Chicken Bacon Ranch Sandwiches
(Printable Recipe) or (Printable with Picture)
1 large chicken breast, cut in half lengthwise
2 eggs, beaten
1/2 c. all-purpose flour
1/2 pkg. dry ranch dressing mix
1 c. Panko bread crumbs
1 Tbl. vegetable oil
2 hamburger buns
4 slices cooked bacon, for serving
ranch dressing, for serving
Heat vegetable oil in a skillet over medium heat. Whisk the eggs in a shallow dish. Place the flour, dry ranch dressing mix and pepper in another dish and the Panko bread crumbs in a 3rd dish. Dip both sides of the chicken cutlets in the flour and then the egg and last in the Panko, pressing to adhere the crumbs.

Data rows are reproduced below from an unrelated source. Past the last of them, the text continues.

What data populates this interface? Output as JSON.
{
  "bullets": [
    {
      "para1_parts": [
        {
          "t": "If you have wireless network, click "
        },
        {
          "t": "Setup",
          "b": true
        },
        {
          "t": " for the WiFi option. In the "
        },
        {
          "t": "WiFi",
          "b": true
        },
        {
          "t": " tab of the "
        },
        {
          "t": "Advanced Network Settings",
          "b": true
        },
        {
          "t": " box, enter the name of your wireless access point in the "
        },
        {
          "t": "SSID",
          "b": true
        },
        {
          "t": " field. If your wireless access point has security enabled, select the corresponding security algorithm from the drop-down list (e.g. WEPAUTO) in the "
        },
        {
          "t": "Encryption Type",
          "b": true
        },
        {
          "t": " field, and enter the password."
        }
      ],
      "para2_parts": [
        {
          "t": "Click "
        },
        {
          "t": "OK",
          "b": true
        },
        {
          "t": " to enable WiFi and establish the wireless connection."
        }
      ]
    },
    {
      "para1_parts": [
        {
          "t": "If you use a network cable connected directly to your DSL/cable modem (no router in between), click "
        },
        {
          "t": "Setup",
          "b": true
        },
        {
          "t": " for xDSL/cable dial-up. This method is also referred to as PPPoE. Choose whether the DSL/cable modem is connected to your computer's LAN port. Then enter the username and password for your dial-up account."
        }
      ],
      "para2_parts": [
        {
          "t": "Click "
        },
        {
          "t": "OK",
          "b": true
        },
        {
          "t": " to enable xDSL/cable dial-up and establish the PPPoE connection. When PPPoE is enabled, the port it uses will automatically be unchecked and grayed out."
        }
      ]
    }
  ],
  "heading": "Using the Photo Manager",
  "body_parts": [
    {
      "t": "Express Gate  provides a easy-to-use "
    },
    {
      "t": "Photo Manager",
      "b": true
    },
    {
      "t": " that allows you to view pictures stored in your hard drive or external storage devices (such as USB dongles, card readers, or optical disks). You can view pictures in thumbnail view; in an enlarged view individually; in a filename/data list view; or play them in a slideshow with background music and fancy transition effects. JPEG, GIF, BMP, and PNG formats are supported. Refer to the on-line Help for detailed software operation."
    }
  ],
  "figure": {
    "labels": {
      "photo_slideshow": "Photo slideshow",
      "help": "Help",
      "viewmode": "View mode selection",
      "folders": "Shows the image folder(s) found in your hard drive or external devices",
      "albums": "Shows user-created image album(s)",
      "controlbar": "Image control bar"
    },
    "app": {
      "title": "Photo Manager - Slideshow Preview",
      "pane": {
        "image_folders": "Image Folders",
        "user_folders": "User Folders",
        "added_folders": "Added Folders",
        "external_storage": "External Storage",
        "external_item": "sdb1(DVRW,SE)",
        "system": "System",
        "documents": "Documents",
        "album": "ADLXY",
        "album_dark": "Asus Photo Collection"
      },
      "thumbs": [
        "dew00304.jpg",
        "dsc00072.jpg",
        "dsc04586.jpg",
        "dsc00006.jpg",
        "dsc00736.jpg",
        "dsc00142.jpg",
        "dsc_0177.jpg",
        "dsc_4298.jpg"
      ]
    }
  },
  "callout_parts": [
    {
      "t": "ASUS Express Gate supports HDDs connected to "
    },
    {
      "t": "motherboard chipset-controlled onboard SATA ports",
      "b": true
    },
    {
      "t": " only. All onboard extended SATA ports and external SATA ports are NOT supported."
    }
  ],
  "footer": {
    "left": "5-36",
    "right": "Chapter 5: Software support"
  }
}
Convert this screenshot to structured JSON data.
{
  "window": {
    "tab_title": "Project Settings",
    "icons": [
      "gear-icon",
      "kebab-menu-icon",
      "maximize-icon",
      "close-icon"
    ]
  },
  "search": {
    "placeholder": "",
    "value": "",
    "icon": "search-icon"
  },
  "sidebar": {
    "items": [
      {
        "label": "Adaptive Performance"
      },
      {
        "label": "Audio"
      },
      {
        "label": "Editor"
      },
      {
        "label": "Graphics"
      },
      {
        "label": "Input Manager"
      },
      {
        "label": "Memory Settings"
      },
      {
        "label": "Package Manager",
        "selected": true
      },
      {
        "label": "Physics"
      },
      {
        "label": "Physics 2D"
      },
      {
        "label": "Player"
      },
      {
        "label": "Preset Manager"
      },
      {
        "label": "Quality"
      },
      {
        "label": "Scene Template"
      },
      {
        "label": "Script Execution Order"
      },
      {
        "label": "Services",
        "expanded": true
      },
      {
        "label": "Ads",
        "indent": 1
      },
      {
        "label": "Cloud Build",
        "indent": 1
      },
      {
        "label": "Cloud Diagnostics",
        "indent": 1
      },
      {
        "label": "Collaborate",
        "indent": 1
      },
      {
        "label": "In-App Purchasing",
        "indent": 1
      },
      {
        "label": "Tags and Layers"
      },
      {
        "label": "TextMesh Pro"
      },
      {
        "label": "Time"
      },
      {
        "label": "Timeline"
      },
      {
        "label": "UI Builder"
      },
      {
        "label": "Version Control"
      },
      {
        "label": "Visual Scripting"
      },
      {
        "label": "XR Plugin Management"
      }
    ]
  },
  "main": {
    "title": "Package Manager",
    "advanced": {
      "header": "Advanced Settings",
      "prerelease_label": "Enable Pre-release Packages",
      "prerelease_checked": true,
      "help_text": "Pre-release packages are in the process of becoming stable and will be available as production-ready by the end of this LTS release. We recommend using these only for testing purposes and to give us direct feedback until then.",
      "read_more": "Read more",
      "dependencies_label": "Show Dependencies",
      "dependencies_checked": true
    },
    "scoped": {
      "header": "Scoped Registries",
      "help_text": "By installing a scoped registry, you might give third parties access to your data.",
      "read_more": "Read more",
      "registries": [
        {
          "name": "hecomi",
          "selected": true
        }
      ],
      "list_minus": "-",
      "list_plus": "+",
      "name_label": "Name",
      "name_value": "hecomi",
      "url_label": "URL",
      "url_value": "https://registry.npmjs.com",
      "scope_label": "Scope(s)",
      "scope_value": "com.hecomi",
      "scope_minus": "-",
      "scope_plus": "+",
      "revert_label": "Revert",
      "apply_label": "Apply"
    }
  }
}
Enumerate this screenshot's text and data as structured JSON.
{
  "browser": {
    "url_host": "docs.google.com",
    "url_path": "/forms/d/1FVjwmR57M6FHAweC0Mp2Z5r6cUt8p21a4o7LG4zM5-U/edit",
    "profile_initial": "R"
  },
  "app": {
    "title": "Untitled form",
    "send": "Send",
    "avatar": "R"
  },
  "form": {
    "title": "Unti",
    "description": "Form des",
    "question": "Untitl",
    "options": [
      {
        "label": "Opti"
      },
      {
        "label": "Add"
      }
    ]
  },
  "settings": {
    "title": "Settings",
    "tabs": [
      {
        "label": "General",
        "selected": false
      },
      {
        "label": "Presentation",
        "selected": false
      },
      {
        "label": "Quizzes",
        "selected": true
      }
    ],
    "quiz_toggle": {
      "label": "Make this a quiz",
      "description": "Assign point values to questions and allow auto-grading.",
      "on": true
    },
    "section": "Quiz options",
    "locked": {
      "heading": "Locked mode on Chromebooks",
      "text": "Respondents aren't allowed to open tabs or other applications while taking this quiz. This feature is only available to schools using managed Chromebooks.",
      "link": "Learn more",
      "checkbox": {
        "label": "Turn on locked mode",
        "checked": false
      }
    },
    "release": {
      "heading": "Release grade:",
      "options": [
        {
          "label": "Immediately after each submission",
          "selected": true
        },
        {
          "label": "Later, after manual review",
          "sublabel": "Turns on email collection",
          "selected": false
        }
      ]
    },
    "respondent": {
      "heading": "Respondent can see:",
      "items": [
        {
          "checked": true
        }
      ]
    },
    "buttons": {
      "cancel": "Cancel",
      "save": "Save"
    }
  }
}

Add the cutlets to the hot skillet. Cook on first side until browned, flip and continue cooking until internal temperature reaches 165 degrees on an instant-read thermometer.
To serve: Toast the hamburger buns, top each with a cooked chicken cutlet (you will have to cut the cutlet to make it fit the entire surface of the bun), cooked bacon and drizzle with prepared ranch dressing. Serves 2.
Jenn's Notes: These would also be good with some Cheddar cheese on top.